There seems to be a lot of misunderstanding about El Nino among us non-meteorologists. Here are two examples from Sunset magazine’s November 2015 issue:

“Before El Nino rears up this winter as predicted, here are easy ways to ready your garden for rainfall.”

And, “Because no matter how impatient we Westerners are for El Nino to arrive, the ensuing gray, gloomy weather might eventually feel a bit, well, gloomy.”

El Nino is not something that might “rear up,” and it is not going to “arrive” here in the American West, ever.

Why? What is El Nino?

I guess an official definition would be one given by the National Weather Service. They say, “El Nino refers to the above-average sea-surface temperatures that periodically develop across the east-central equatorial Pacific.”

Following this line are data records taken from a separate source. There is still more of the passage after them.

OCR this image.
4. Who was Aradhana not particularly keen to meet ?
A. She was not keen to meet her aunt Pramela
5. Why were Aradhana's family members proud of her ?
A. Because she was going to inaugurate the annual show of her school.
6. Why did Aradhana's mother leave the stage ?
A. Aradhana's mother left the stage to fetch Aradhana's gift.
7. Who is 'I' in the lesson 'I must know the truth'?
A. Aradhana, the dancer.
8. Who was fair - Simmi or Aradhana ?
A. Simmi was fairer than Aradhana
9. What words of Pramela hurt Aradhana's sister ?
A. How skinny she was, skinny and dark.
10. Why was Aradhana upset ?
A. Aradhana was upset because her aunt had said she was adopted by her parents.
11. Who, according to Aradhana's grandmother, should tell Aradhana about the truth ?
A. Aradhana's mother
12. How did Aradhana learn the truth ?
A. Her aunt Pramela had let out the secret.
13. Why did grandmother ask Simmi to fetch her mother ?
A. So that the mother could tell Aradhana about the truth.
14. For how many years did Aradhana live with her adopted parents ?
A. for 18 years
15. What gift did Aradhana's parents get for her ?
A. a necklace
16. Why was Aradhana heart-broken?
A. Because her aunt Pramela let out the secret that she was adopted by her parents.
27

That’s all El Nino is: relatively warm ocean water down near Peru.

That warm ocean water ends up affecting the nearby atmosphere and weather patterns, and then weather patterns around the globe, but those related effects are related effects and not El Nino itself.

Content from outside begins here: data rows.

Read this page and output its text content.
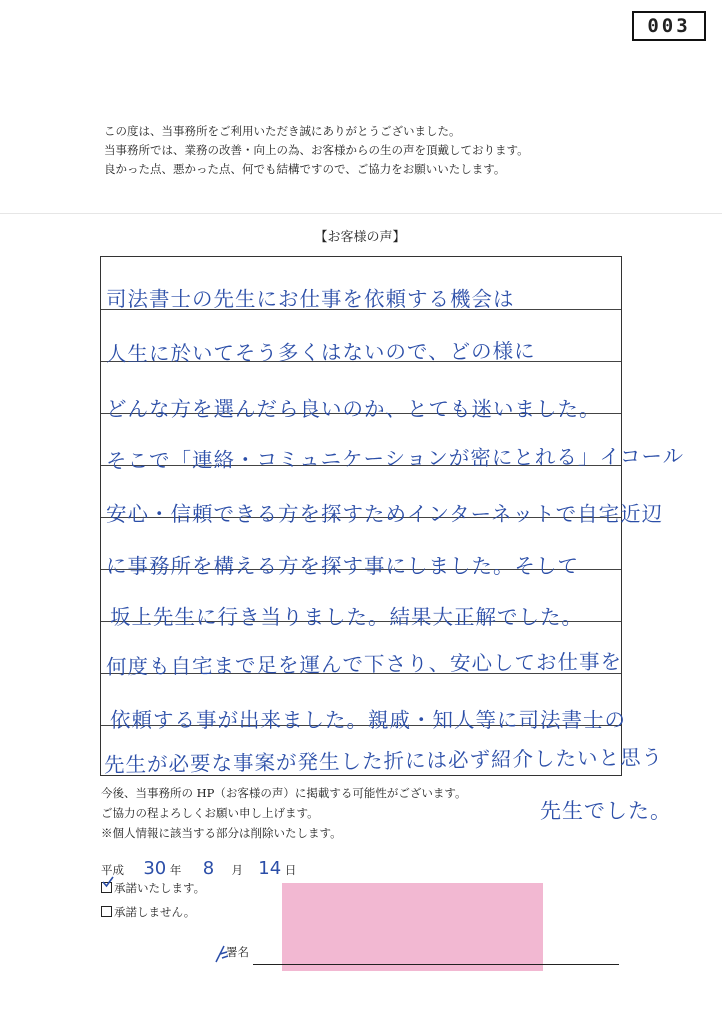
003
この度は、当事務所をご利用いただき誠にありがとうございました。
当事務所では、業務の改善・向上の為、お客様からの生の声を頂戴しております。
良かった点、悪かった点、何でも結構ですので、ご協力をお願いいたします。
【お客様の声】
司法書士の先生にお仕事を依頼する機会は
人生に於いてそう多くはないので、どの様に
どんな方を選んだら良いのか、とても迷いました。
そこで「連絡・コミュニケーションが密にとれる」イコール
安心・信頼できる方を探すためインターネットで自宅近辺
に事務所を構える方を探す事にしました。そして
坂上先生に行き当りました。結果大正解でした。
何度も自宅まで足を運んで下さり、安心してお仕事を
依頼する事が出来ました。親戚・知人等に司法書士の
先生が必要な事案が発生した折には必ず紹介したいと思う
先生でした。
今後、当事務所の HP（お客様の声）に掲載する可能性がございます。
ご協力の程よろしくお願い申し上げます。
※個人情報に該当する部分は削除いたします。
平成 30 年 8 月 14 日
承諾いたします。
承諾しません。
署名
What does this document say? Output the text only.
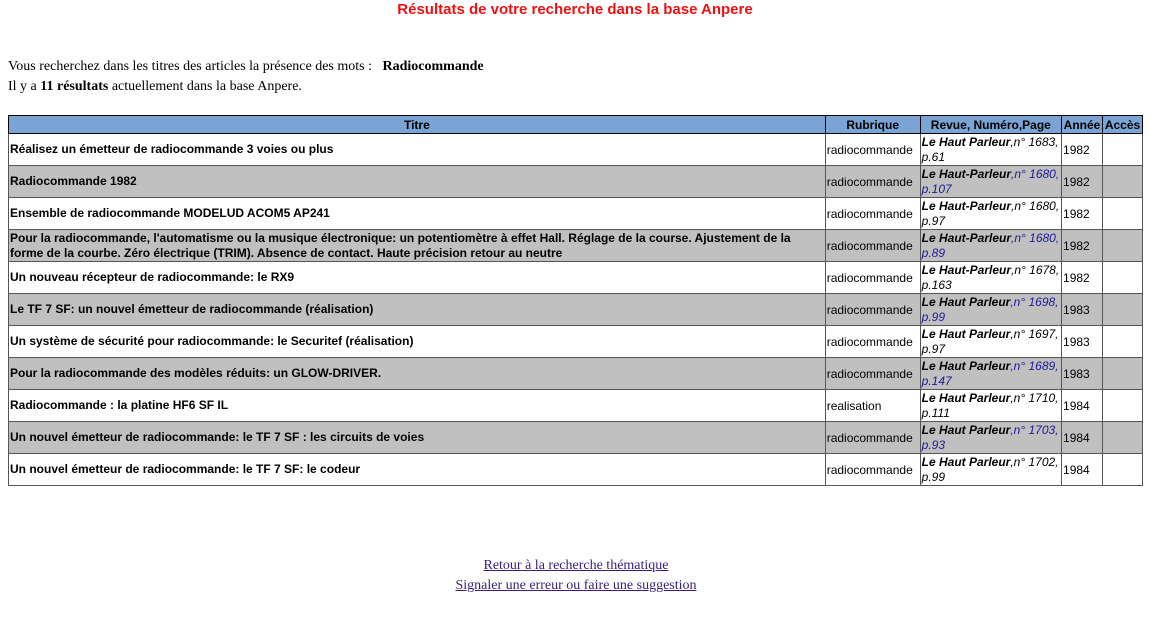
Résultats de votre recherche dans la base Anpere
Vous recherchez dans les titres des articles la présence des mots : Radiocommande
Il y a 11 résultats actuellement dans la base Anpere.
Titre	Rubrique	Revue, Numéro,Page	Année	Accès
Réalisez un émetteur de radiocommande 3 voies ou plus	radiocommande	Le Haut Parleur,n° 1683, p.61	1982	
Radiocommande 1982	radiocommande	Le Haut-Parleur,n° 1680, p.107	1982	
Ensemble de radiocommande MODELUD ACOM5 AP241	radiocommande	Le Haut-Parleur,n° 1680, p.97	1982	
Pour la radiocommande, l'automatisme ou la musique électronique: un potentiomètre à effet Hall. Réglage de la course. Ajustement de la forme de la courbe. Zéro électrique (TRIM). Absence de contact. Haute précision retour au neutre	radiocommande	Le Haut-Parleur,n° 1680, p.89	1982	
Un nouveau récepteur de radiocommande: le RX9	radiocommande	Le Haut-Parleur,n° 1678, p.163	1982	
Le TF 7 SF: un nouvel émetteur de radiocommande (réalisation)	radiocommande	Le Haut Parleur,n° 1698, p.99	1983	
Un système de sécurité pour radiocommande: le Securitef (réalisation)	radiocommande	Le Haut Parleur,n° 1697, p.97	1983	
Pour la radiocommande des modèles réduits: un GLOW-DRIVER.	radiocommande	Le Haut Parleur,n° 1689, p.147	1983	
Radiocommande : la platine HF6 SF IL	realisation	Le Haut Parleur,n° 1710, p.111	1984	
Un nouvel émetteur de radiocommande: le TF 7 SF : les circuits de voies	radiocommande	Le Haut Parleur,n° 1703, p.93	1984	
Un nouvel émetteur de radiocommande: le TF 7 SF: le codeur	radiocommande	Le Haut Parleur,n° 1702, p.99	1984	
Retour à la recherche thématique
Signaler une erreur ou faire une suggestion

So, El Nino is not rain, and more than that, El Nino is already “here.” That is, the condition of that certain part of the Pacific Ocean being warmer than normal has already been met.

What may or may not arrive in Southern California are the heavy rains that are sometimes related to that warm equatorial ocean water. And if they do arrive, then we will be having heavy rain that is possibly, partially caused by El Nino; we will not be experiencing the “arrival” of El Nino.